Discernment and Prayer

Beloved Church!

“God, in what form should we continue as Trinity United Methodist Church?”

That’s the framing question which the gathered church chose on March 17, as we begin an intensive Lenten season of discerning God’s will for us as a church.

Sundays after worship, we have a brief time of fellowship, and then, in the fellowship hall, join in a work of discerning God’s will, a spiritual practice that is already bearing fruit in our life together.

“God, in what form should we continue as Trinity United Methodist Church?”

Alternative framing questions we might have chosen.

We could have phrased it differently. In fact, several alternatives were put forward as possibilities, and this is the one we chose. It doesn’t mean that, during the course of our work together, we won’t address the substance of the other questions, but we thought this was a good beginning place.

“God, in what form should we continue as Trinity United Methodist Church?”

Notice that this question is formed as a prayer. That’s intentional. We are not asking what a majority of the members want, or what the leadership wants, or what the pastor wants, or what the DS or Bishop wants, but we are asking what God wants … and who better to ask than God?

“God, in what form should we continue as Trinity United Methodist Church?”

We covenanted with one another – and are asking all Trinity folks who weren’t able to be present to join in – to give time each day in prayer, using this question as a starting place. Name God in the language your heart knows best: God, Holy Spirit, Christ Jesus, Father, Creator – or perhaps you name God in other ways in your prayers – Rock of my Salvation, Holy One, and so forth. Name God, and ask this question as prayer. And then wait, in quiet trust. Give it time. Give it a space apart from distractions.

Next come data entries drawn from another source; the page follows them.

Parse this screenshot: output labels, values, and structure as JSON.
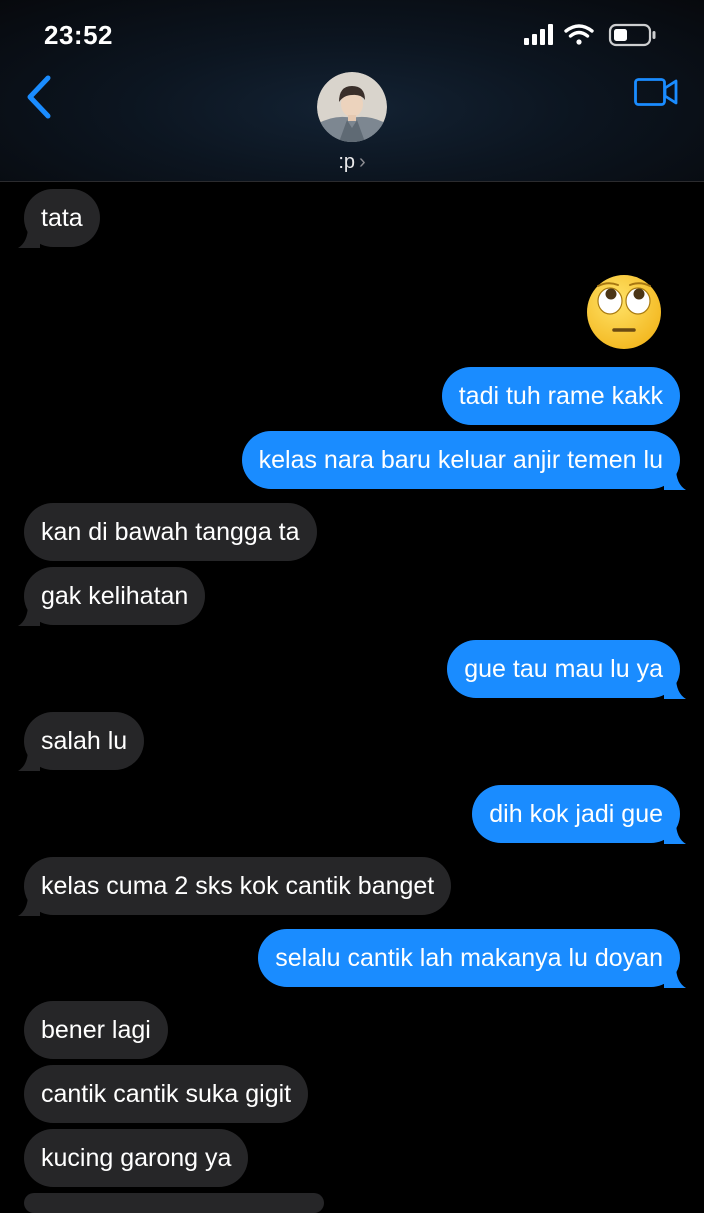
{
  "status_bar": {
    "time": "23:52"
  },
  "header": {
    "contact_name": ":p",
    "chevron": "›"
  },
  "icons": {
    "back": "chevron-left-icon",
    "video": "video-camera-icon",
    "signal": "signal-bars-icon",
    "wifi": "wifi-icon",
    "battery": "battery-icon"
  },
  "colors": {
    "accent": "#1a8cff",
    "incoming_bubble": "#262628",
    "background": "#000000"
  },
  "messages": [
    {
      "dir": "in",
      "text": "tata"
    },
    {
      "dir": "out",
      "emoji": "face-with-rolling-eyes"
    },
    {
      "dir": "out",
      "text": "tadi tuh rame kakk"
    },
    {
      "dir": "out",
      "text": "kelas nara baru keluar anjir temen lu"
    },
    {
      "dir": "in",
      "text": "kan di bawah tangga ta"
    },
    {
      "dir": "in",
      "text": "gak kelihatan"
    },
    {
      "dir": "out",
      "text": "gue tau mau lu ya"
    },
    {
      "dir": "in",
      "text": "salah lu"
    },
    {
      "dir": "out",
      "text": "dih kok jadi gue"
    },
    {
      "dir": "in",
      "text": "kelas cuma 2 sks kok cantik banget"
    },
    {
      "dir": "out",
      "text": "selalu cantik lah makanya lu doyan"
    },
    {
      "dir": "in",
      "text": "bener lagi"
    },
    {
      "dir": "in",
      "text": "cantik cantik suka gigit"
    },
    {
      "dir": "in",
      "text": "kucing garong ya"
    }
  ]
}
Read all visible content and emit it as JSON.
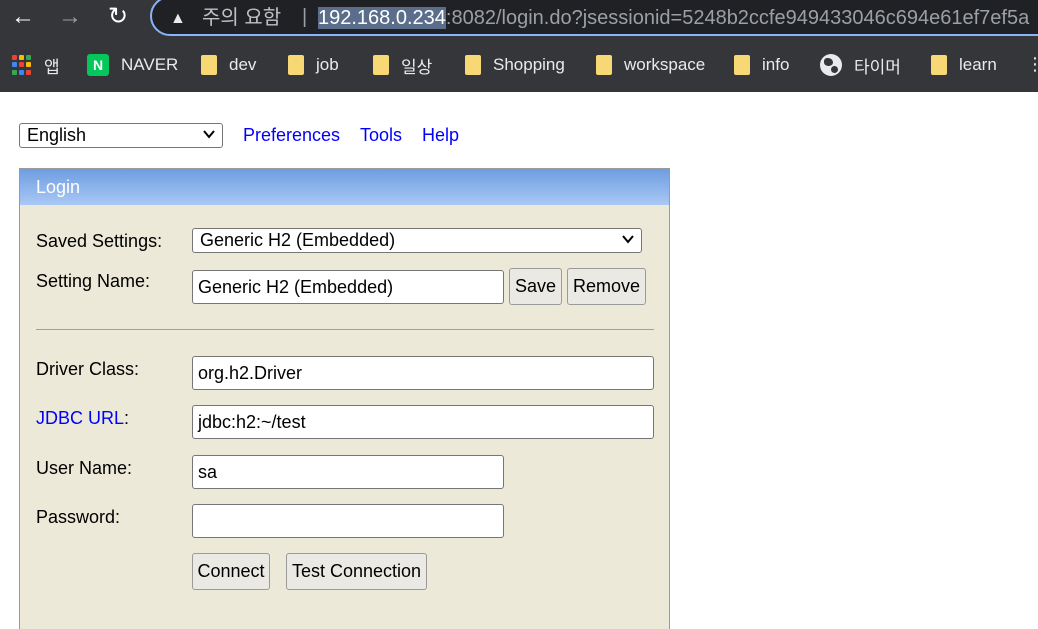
{
  "browser": {
    "security_warning": "주의 요함",
    "url_host": "192.168.0.234",
    "url_rest": ":8082/login.do?jsessionid=5248b2ccfe949433046c694e61ef7ef5a",
    "bookmarks": [
      {
        "label": "앱",
        "icon": "apps-icon"
      },
      {
        "label": "NAVER",
        "icon": "naver-icon"
      },
      {
        "label": "dev",
        "icon": "folder-icon"
      },
      {
        "label": "job",
        "icon": "folder-icon"
      },
      {
        "label": "일상",
        "icon": "folder-icon"
      },
      {
        "label": "Shopping",
        "icon": "folder-icon"
      },
      {
        "label": "workspace",
        "icon": "folder-icon"
      },
      {
        "label": "info",
        "icon": "folder-icon"
      },
      {
        "label": "타이머",
        "icon": "globe-icon"
      },
      {
        "label": "learn",
        "icon": "folder-icon"
      }
    ]
  },
  "toolbar": {
    "language": "English",
    "preferences": "Preferences",
    "tools": "Tools",
    "help": "Help"
  },
  "login": {
    "header": "Login",
    "saved_settings_label": "Saved Settings:",
    "saved_settings_value": "Generic H2 (Embedded)",
    "setting_name_label": "Setting Name:",
    "setting_name_value": "Generic H2 (Embedded)",
    "save_label": "Save",
    "remove_label": "Remove",
    "driver_class_label": "Driver Class:",
    "driver_class_value": "org.h2.Driver",
    "jdbc_url_link": "JDBC URL",
    "colon": ":",
    "jdbc_url_value": "jdbc:h2:~/test",
    "user_name_label": "User Name:",
    "user_name_value": "sa",
    "password_label": "Password:",
    "password_value": "",
    "connect_label": "Connect",
    "test_connection_label": "Test Connection"
  },
  "colors": {
    "link": "#0000ff",
    "panel_bg": "#ece9d8",
    "header_blue": "#6e9de0"
  }
}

Let God speak through the still, small voice. (1 Kings 19:12)

“God, in what form should we continue as Trinity United Methodist Church?”

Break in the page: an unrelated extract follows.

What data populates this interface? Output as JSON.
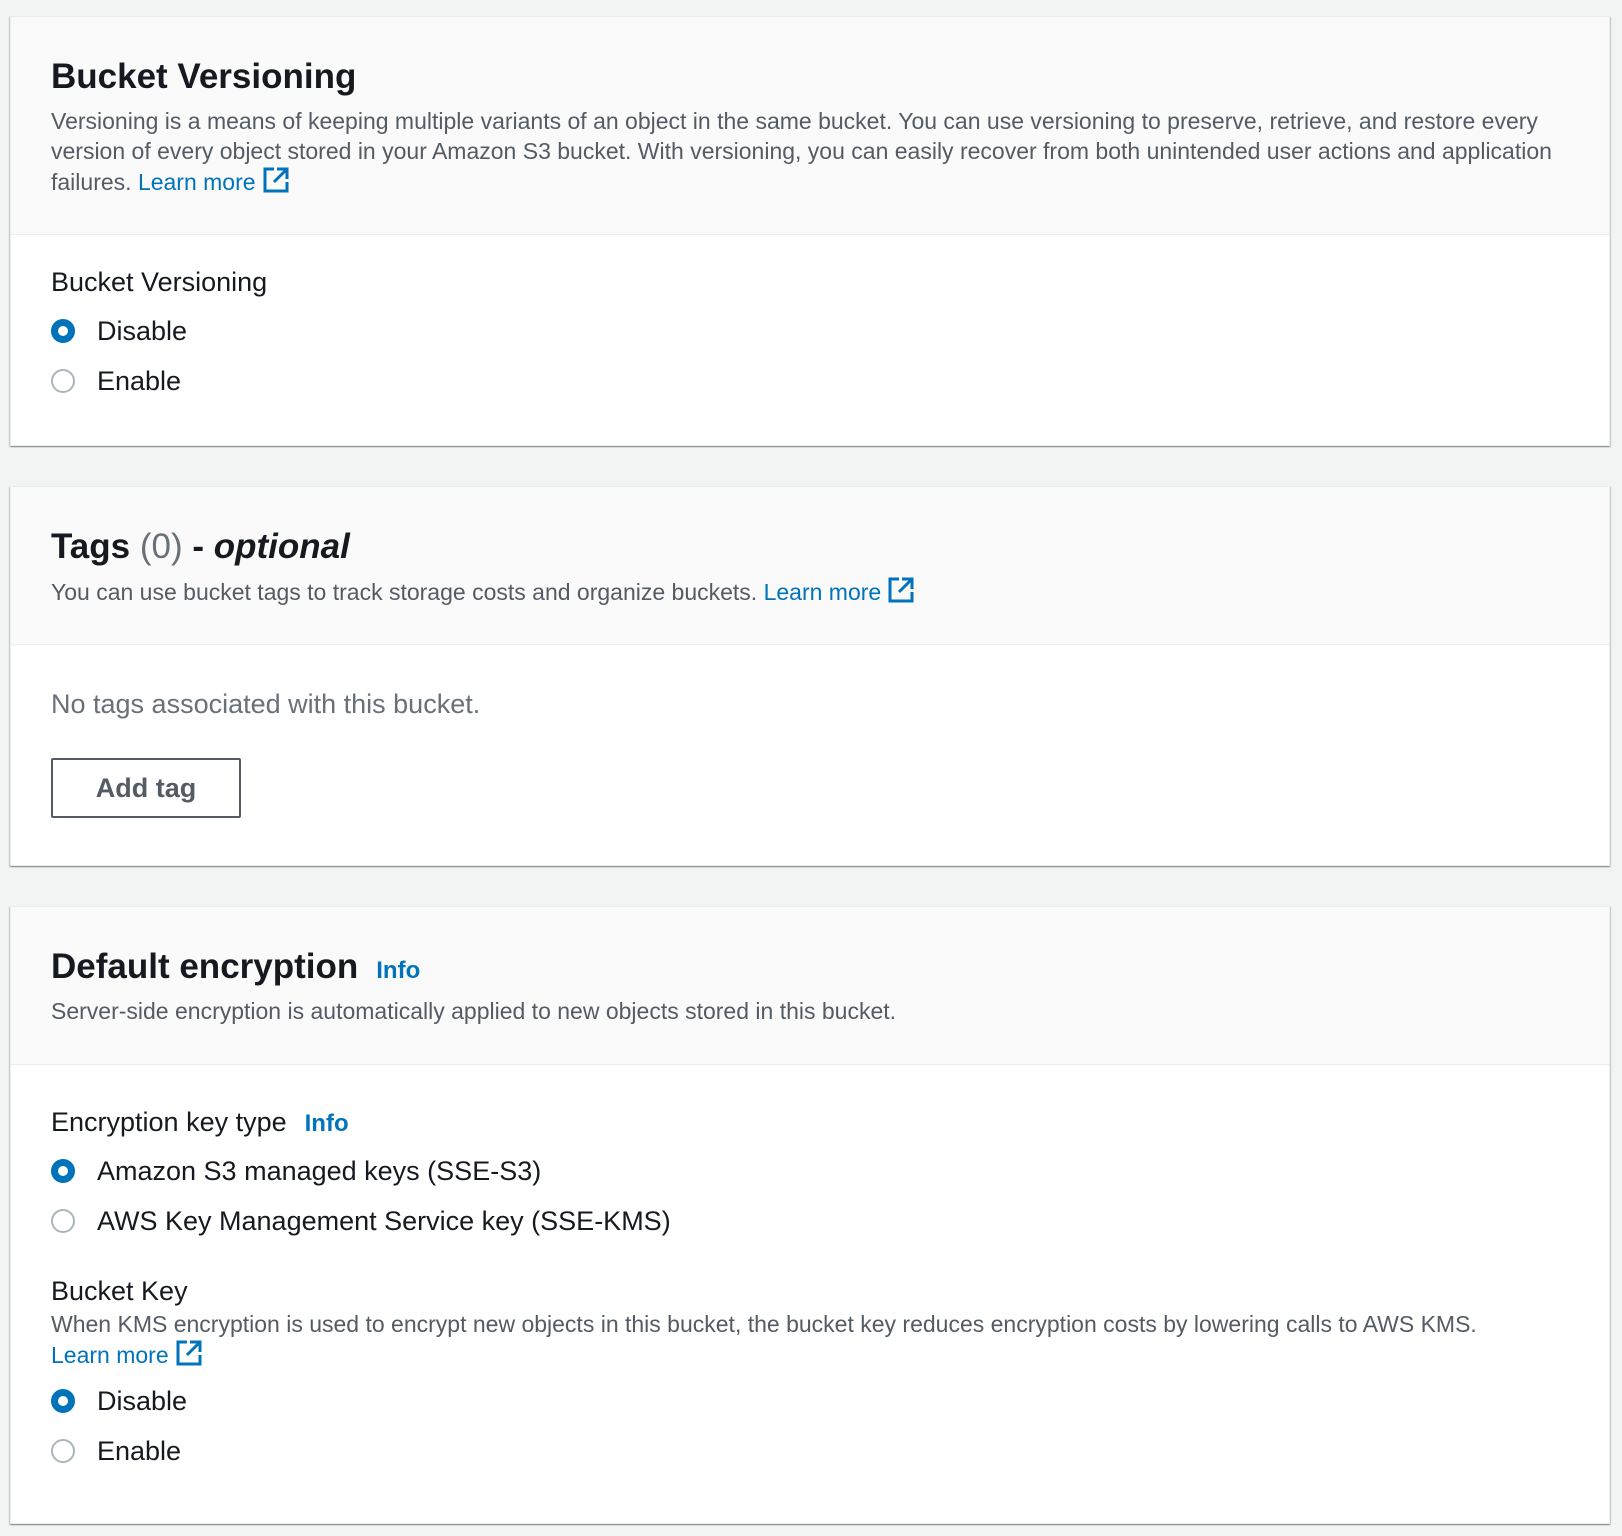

Next Sunday after worship, we’ll gather again. After a time of sharing our experience of the week, we’ll ask how to ground our work, and practice shedding our own individual agendas and purposes so that we desire nothing but God’s will for the body. (Odd thing: we may think we already know God’s will for the body … but what we think we know is part of what we need to let go of, so that we can listen together to what the Spirit says to the Church.)

“God, in what form should we continue as Trinity United Methodist Church?”

Also in weeks to come, we’ll be invited to:

Discerning God’s Will Together, p. 62
  • Shed our own preferences, becoming indifferent to anything but God’s will
  • Root the question in scripture and sacred story
  • Listen to one another and to all the voices we need to hear (This is a research stage, that might well involve gathering data, talking with folks who aren’t part of the body, and perhaps intentionally adding to the body doing the discernment)
  • Explore possible courses of action within the guiding principle
  • Improve each of the possible courses
  • Weigh the options using standards that have proven useful to the faithful over the centuries
  • Close the process when we believe as a body that we’ve discerned the course God would have us take
  • Rest in God’s presence, testing the discerned course

One gift we have: enough time. We are no longer on anybody’s calendar or clock. If it takes longer than the weeks of Lent, so be it. If we realize we need to circle back to an earlier step, we can do it. If we need to take a pause in the work, to allow for an intensive season of farming, so be it. We can do this work in God’s own good time, neither anxious nor pressured.

A resource I’m using as I facilitate this process is a little book by Danny Morris and Charles Olson, Discerning God’s Will Together: A Spiritual Practice for the Church. I bought two copies. I need to keep a copy for my use during these weeks, but you can borrow the other one (Gail Kruckeberg has it at the moment). Let me know!

“God, in what form should we continue as Trinity United Methodist Church?”

Let this be part of your life of prayer. And, as you can, participate in worship and in the after-worship conversations. It’ll be a blessing!